CWV und Mobile-First: Warum Mobile-Werte entscheiden
Google verwendet seit dem Mobile-First-Indexing ausschliesslich die mobile Version Ihrer Website für Rankings. Das bedeutet: Ihre CWV-Werte auf Mobile sind die einzigen, die für SEO zählen. In der Schweiz nutzen über 60 % der Suchenden ein Smartphone – mit deutlich schwächerer Hardware als Desktop-Geräte. Ein häufiger Fehler: Websites werden auf leistungsstarken MacBooks entwickelt und getestet, wo alles schnell lädt. Auf einem mittelklassigen Android-Smartphone mit 4G-Verbindung sieht das Ergebnis oft völlig anders aus. Testen Sie Ihre Website immer auf realen Mittelklasse-Geräten oder nutzen Sie die CPU-Throttling-Funktion in Chrome DevTools (4x Slowdown), um realistische Bedingungen zu simulieren.

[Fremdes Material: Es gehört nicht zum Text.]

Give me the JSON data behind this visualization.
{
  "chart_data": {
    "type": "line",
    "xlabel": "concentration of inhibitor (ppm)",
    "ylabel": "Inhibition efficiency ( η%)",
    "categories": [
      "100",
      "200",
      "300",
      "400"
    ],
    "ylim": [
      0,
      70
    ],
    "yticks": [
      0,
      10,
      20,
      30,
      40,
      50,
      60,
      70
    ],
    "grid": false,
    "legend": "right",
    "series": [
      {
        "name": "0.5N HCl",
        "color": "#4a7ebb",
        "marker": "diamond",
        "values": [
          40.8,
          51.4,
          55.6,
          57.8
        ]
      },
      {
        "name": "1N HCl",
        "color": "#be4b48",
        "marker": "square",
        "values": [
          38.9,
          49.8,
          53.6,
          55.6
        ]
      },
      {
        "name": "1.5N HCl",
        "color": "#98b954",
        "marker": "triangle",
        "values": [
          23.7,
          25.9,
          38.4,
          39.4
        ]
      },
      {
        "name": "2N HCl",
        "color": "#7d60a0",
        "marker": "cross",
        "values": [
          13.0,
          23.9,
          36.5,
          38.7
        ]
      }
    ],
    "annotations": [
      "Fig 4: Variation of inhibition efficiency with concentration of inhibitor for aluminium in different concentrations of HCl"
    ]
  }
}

Core Web Vitals: Pflicht, nicht Kür
Core Web Vitals sind mehr als ein SEO-Rankingfaktor – sie sind der Massstab für professionelle Webentwicklung. Eine Webseite, die gute CWV-Werte hat, ist schnell, stabil und reagiert sofort auf Nutzerinteraktionen. Das verbessert nicht nur Rankings, sondern auch Conversion-Rates, Nutzerzufriedenheit und letztlich Ihren Umsatz. Für Schweizer KMU, die im digitalen Wettbewerb bestehen wollen, sind optimale Core Web Vitals die Grundlage für nachhaltigen Online-Erfolg.